Deux adolescents soupçonnés de complot pour meurtre et agression comparaîtront de nouveau mardi pour leur enquête sur remise en liberté provisoire devant un juge du tribunal de la jeunesse, à Saint-Hyacinthe.

Les deux garçons, âgés de 14 et 16 ans, ont été arrêtés mercredi et ont comparu une première fois jeudi.

Une tragédie évitée de justesse

C'est la mère d'un des deux suspects qui a alerté la police après avoir lu les propos écrits par son fils à un ami, sur Facebook.

Dans ses messages, le garçon disait vouloir tuer des jeunes de son école [la polyvalente Hyacinthe-Delorme] et violer une élève pour se venger.

Nancy Prévéreault, la directrice de l'école concernée, a elle aussi réagi lorsqu'elle a été mise au courant de la situation.

Par voie de communiqué, Mme Prévéreault a expliqué qu'elle avait contacté la Sûreté du Québec (SQ) « lorsque les soupçons de complot ont été portés à [son] attention » et que la direction avait collaboré au processus d'enquête qui a été enclenché par la suite.

La SQ a d'ailleurs mentionné qu'une fouille de l'établissement scolaire avait mené à la découverte de preuves permettant de croire que les deux jeunes étaient prêts à passer à l'action.

Mme Prévéreault a souligné « l'excellente communication entre l'école et les parents concernés », qui a contribué, selon elle, à maîtriser la situation.

La SQ abonde dans le même sens, expliquant que ses agents ont pu agir rapidement grâce à la vigilance et à la collaboration de toutes les parties.

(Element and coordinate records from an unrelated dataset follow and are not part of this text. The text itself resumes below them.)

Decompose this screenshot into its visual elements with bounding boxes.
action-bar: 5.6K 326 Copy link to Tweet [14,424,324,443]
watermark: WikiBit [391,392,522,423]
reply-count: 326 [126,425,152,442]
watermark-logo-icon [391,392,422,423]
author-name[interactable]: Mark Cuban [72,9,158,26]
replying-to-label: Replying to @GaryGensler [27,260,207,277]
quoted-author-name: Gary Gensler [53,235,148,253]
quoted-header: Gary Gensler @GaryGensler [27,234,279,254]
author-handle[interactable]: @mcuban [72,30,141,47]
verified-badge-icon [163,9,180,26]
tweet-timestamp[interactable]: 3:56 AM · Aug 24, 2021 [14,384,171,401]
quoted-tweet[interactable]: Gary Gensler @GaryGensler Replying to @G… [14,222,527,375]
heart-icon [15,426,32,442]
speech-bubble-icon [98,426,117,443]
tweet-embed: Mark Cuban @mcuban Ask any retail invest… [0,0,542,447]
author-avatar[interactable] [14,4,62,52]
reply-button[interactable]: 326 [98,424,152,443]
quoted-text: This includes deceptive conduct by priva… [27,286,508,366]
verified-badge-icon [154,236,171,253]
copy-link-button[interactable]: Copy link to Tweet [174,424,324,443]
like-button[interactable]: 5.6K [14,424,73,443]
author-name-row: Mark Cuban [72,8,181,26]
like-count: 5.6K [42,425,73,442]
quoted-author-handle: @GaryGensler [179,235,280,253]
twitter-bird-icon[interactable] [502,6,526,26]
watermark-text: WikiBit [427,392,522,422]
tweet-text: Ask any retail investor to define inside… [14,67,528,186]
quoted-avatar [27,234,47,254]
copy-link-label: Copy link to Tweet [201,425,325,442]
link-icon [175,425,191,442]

La SQ n'a toutefois pas voulu donner davantage de détails sur l'affaire puisqu'elle est toujours devant les tribunaux.

La Couronne n'a pas non plus voulu émettre de commentaires. Pour l'instant, beaucoup de questions demeurent en suspens, notamment quant aux conditions de détention des deux garçons.

Une population sous le choc

Les résidents de Saint-Hyacinthe sont sous le choc, conscients qu'une tragédie a pu être évitée de justesse. Une équipe de psychologues a été dépêchée sur place pour calmer les esprits et discuter avec les jeunes de la polyvalente qui accueille 1800 élèves.

Les élèves ciblés par le présumé complot ont également été pris en charge, tout comme leurs parents.

« Nous sommes bien conscients que ces événements sont de nature à susciter des inquiétudes et des questionnements », a expliqué Mme Prévéreault.

Malgré la nature du complot, plusieurs élèves ont exprimé de l'empathie envers les deux accusés et leurs parents.